Mr. Lacy, in his closing argument, described how three Klansmen, Claude Fuller, James Jones and Mr. Avants, hatched a plot to kill a black man so brutally that it would draw Dr. King away from other concerns, so that they could get at him.
Under the premise of searching for a lost dog, they lured Mr. White into their car with the offer of a strawberry pop and $2. "They stopped at a store, bought beer and drove Ben Chester White out of his life," Mr. Lacy said.
According to Mr. Jones, a long-dead witness whose testimony was read into the court's record, Mr. Avants blew Mr. White's head off with a shotgun after Mr. Fuller fired 15 to 18 bullets into him from an automatic rifle, murdering him in the back seat of a 1966 Chevrolet as he cried out, "Oh Lord, what have I done to deserve this."
To corroborate that testimony from Mr. Jones, who was granted a mistrial in 1967 despite confessing to taking part in the killing, prosecutors in the new trial brought Mr. Kornblum back into the courtroom.
"An eyewitness account and the murderer himself makes a confession?" Ms. Fitzgerald said. "It doesn't get any better than that."
The lawyer for Mr. Avants, Tom Royals, argued throughout the trial that the prosecution's case hinged on a liar's testimony.
Mr. Jones, a drunk who had failed at most things he had ever tried, fabricated the story of the murder to save his own skin, Mr. Royals said.
He told prosecutors in 1966 that he was afraid he would burn in hell if he did not confess.
The prosecutors, in 2003, said it was just a man trying to get right with God before he died. The defense lawyers derided it as a habitual liar's false use of religion as a shield.
"I lied as long as my conscience would let me and then I broke down and told the truth," Mr. Jones said at the time. In fact, he did give differing versions of his involvement in the case.
"That's what I liked about Jones, he was always breaking down and telling the truth," Mr. Royals said.
Prosecutors painted a picture of a man who only drove the car, who was horrified after brains and gore splashed on him from the shotgun blast.
Mr. Royals asked the jury if they would want such a man to be their doctor or stockbroker.
"I lie when I need to want to," said Mr.
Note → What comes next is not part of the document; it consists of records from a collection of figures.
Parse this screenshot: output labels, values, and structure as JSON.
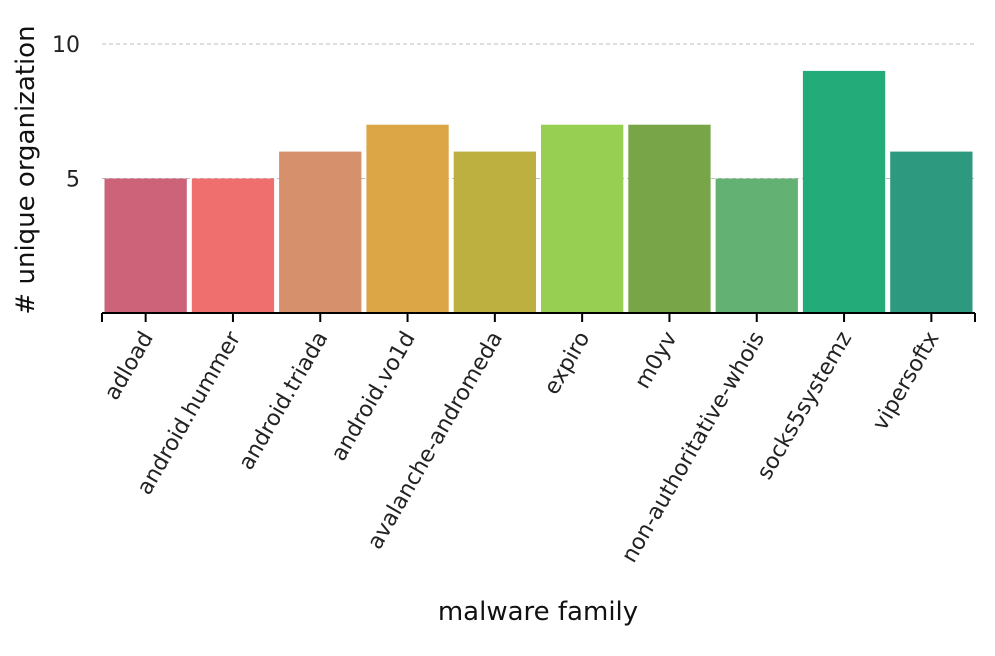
{
  "chart_data": {
    "type": "bar",
    "categories": [
      "adload",
      "android.hummer",
      "android.triada",
      "android.vo1d",
      "avalanche-andromeda",
      "expiro",
      "m0yv",
      "non-authoritative-whois",
      "socks5systemz",
      "vipersoftx"
    ],
    "values": [
      5,
      5,
      6,
      7,
      6,
      7,
      7,
      5,
      9,
      6
    ],
    "colors": [
      "#cd6378",
      "#ef6e6e",
      "#d6906c",
      "#dca545",
      "#bdb041",
      "#96cf51",
      "#78a547",
      "#63b274",
      "#23ac7a",
      "#2d9a80"
    ],
    "xlabel": "malware family",
    "ylabel": "# unique organization",
    "ylim": [
      0,
      10
    ],
    "yticks": [
      5,
      10
    ],
    "ytick_labels": [
      "5",
      "10"
    ],
    "grid": "y-dashed",
    "legend": "none"
  }
}
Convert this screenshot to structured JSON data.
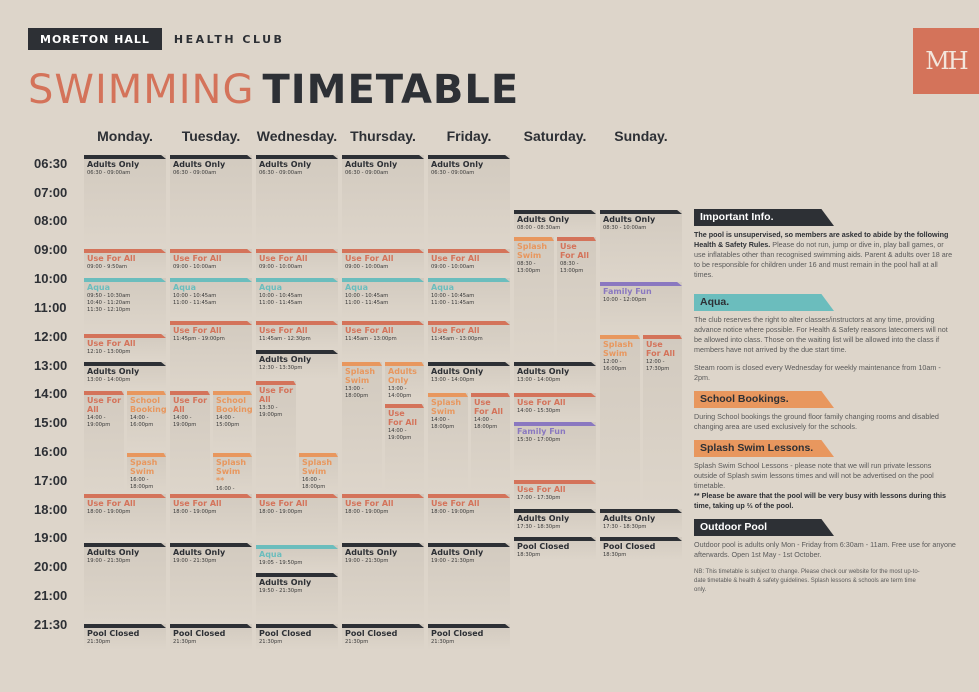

Royals, pretending to quote Mr. Jones. "I lie sometimes, but I'm telling the truth now, so believe me."
Ms. Fitzgerald countered with these words, "Crimes committed in hell do not have angels for witnesses."
Mr. Avants is to be sentenced in May, and the likely outcome of that will be life in prison, legal experts said. Mr. Avants is in such poor health, his lawyers said, that any sentence may be a life sentence.
Mr. Royals said he would appeal the case, based on a judge's ruling that allowed Mr. Jones's testimony to be read into the record. He could not cross-examine Mr. Jones, he said.
"It was almost impossible," he said, to give his client the defense he needed.
Although it is unlikely that Mr. White, a Baptist deacon who dug graves to earn a little extra money, will go down in history alongside men like Dr. King, Mr. Evers and other civil rights heroes, the outcome of the abbreviated trial makes sure that his name and the circumstances of his death will not just vanish into the ground with other unsolved crimes of that era, said prosecutors.
"Tell Mr. White," Ms. Fitzgerald said in her closing, "that there is no amount of time that can forgive this crime."